Rick Mehta, a former psychology professor at Acadia University who was fired for making controversial comments on social media and in the classroom, has announced his candidacy for councillor in a Nova Scotia municipal election.
Mehta said in a tweet he will be running for District 8 councillor in the Nova Scotia municipality of the County of Kings.
"While politics at the federal and provincial levels are important, I am hoping that I will be elected at the municipal level because this is the level that affects the everyday lives of Canadian citizens," said Mehta.
"In other words, I think that I can have more of an impact on the lives of my fellow residents by running at the local level than by running at the provincial or federal levels."
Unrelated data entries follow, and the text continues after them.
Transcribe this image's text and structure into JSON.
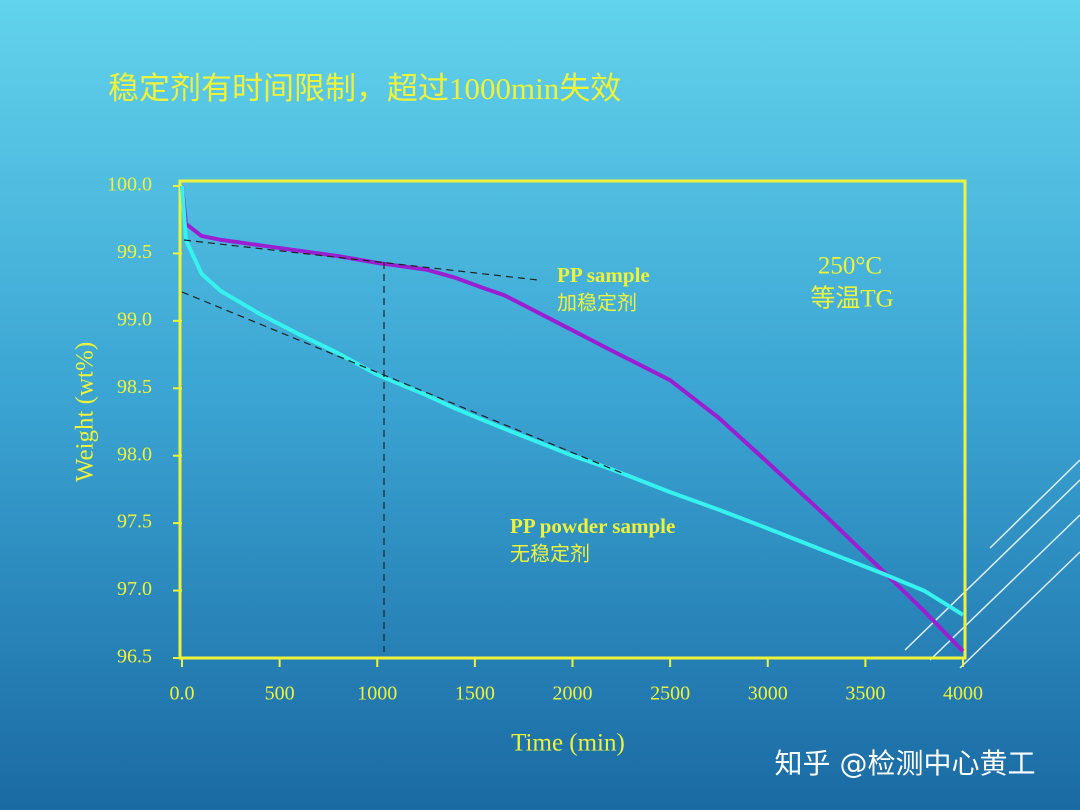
{
  "chart_data": {
    "type": "line",
    "title": "稳定剂有时间限制，超过1000min失效",
    "x_label": "Time (min)",
    "y_label": "Weight (wt%)",
    "x": [
      0,
      20,
      100,
      200,
      400,
      600,
      800,
      1000,
      1250,
      1400,
      1550,
      1650,
      2000,
      2200,
      2500,
      2750,
      3000,
      3300,
      3600,
      3800,
      4000
    ],
    "series": [
      {
        "name": "PP sample",
        "color": "#9a1fd2",
        "values": [
          100.0,
          99.72,
          99.63,
          99.6,
          99.56,
          99.52,
          99.48,
          99.43,
          99.38,
          99.32,
          99.24,
          99.19,
          98.93,
          98.78,
          98.56,
          98.28,
          97.95,
          97.55,
          97.13,
          96.85,
          96.55
        ]
      },
      {
        "name": "PP powder sample",
        "color": "#35f2ee",
        "values": [
          100.0,
          99.6,
          99.35,
          99.22,
          99.05,
          98.9,
          98.76,
          98.6,
          98.45,
          98.35,
          98.26,
          98.2,
          98.0,
          97.9,
          97.73,
          97.6,
          97.46,
          97.29,
          97.12,
          97.0,
          96.82
        ]
      }
    ],
    "series_notes": [
      "加稳定剂",
      "无稳定剂"
    ],
    "annotations": [
      "250°C",
      "等温TG"
    ],
    "xlim": [
      0,
      4000
    ],
    "ylim": [
      96.5,
      100
    ],
    "xticks": [
      {
        "value": 0,
        "label": "0.0"
      },
      500,
      1000,
      1500,
      2000,
      2500,
      3000,
      3500,
      4000
    ],
    "yticks": [
      {
        "value": 100,
        "label": "100.0"
      },
      99.5,
      {
        "value": 99,
        "label": "99.0"
      },
      98.5,
      {
        "value": 98,
        "label": "98.0"
      },
      97.5,
      {
        "value": 97,
        "label": "97.0"
      },
      96.5
    ],
    "axis_color": "#eef23a",
    "grid": false
  },
  "watermark": "知乎 @检测中心黄工"
}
He said he will be knocking on doors to speak with voters face to face. He plans on using his Facebook page as a forum to tell potential voters about himself and allow them to discuss issues they view as important.
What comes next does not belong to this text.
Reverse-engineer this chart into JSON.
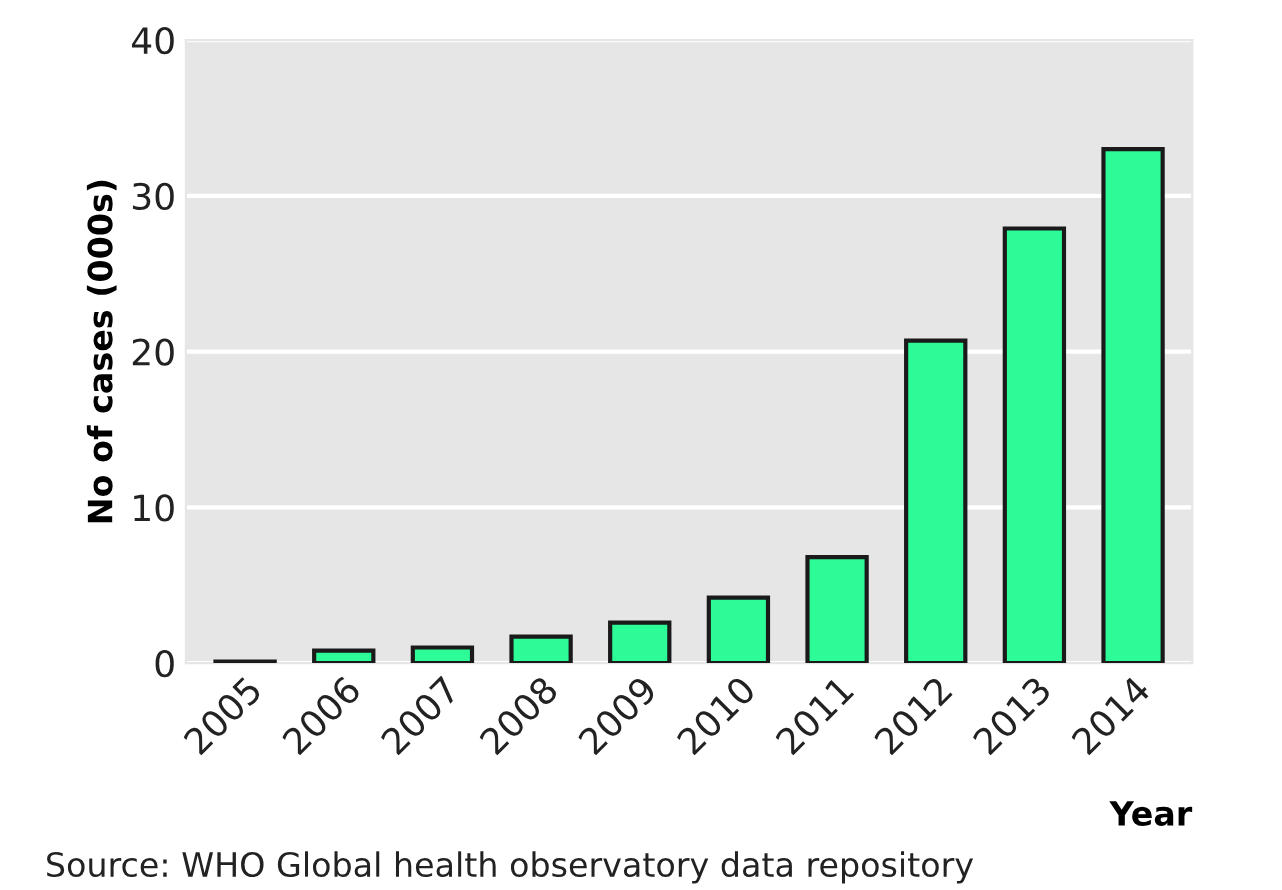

A policy he wants to spearhead if he is elected is strengthening youth physical and mental health. He said he will strengthen youth physical and mental health by pushing for affordable summer camps, providing youth with opportunities to work together and compete.
He intends on opposing Diversity Kings County. Diversity Kings County is a program started by the United Nations Educational, Scientific, and Cultural Organization to address social marginalization, racism, and discrimination. He will oppose this program because he said it does not serve the municipality's interests.
Mehta will be using his dismissal from Acadia as part of his campaign.
"I am using it as a concrete example of my integrity," Mehta said. "I believe that it demonstrates clearly that I am firm when it comes to matters of principle or conscience."
He was employed as a psychology professor at Acadia from 2003 to 2018. He spoke out against his union during contract negotiations in 2017. After he spoke out, he realized it was a matter of time before his union turned against him.
Mehta used his remaining time at Acadia to speak out against how western civilization was heading in the wrong direction. He became outspoken on campus and online about contentious issues such multiculturalism, gender politics, and decolonization.
Acadia dismissed him in 2018, a few months after launching a formal investigation into complaints against him.
The Municipality of the County of Kings election will be held on Oct. 17.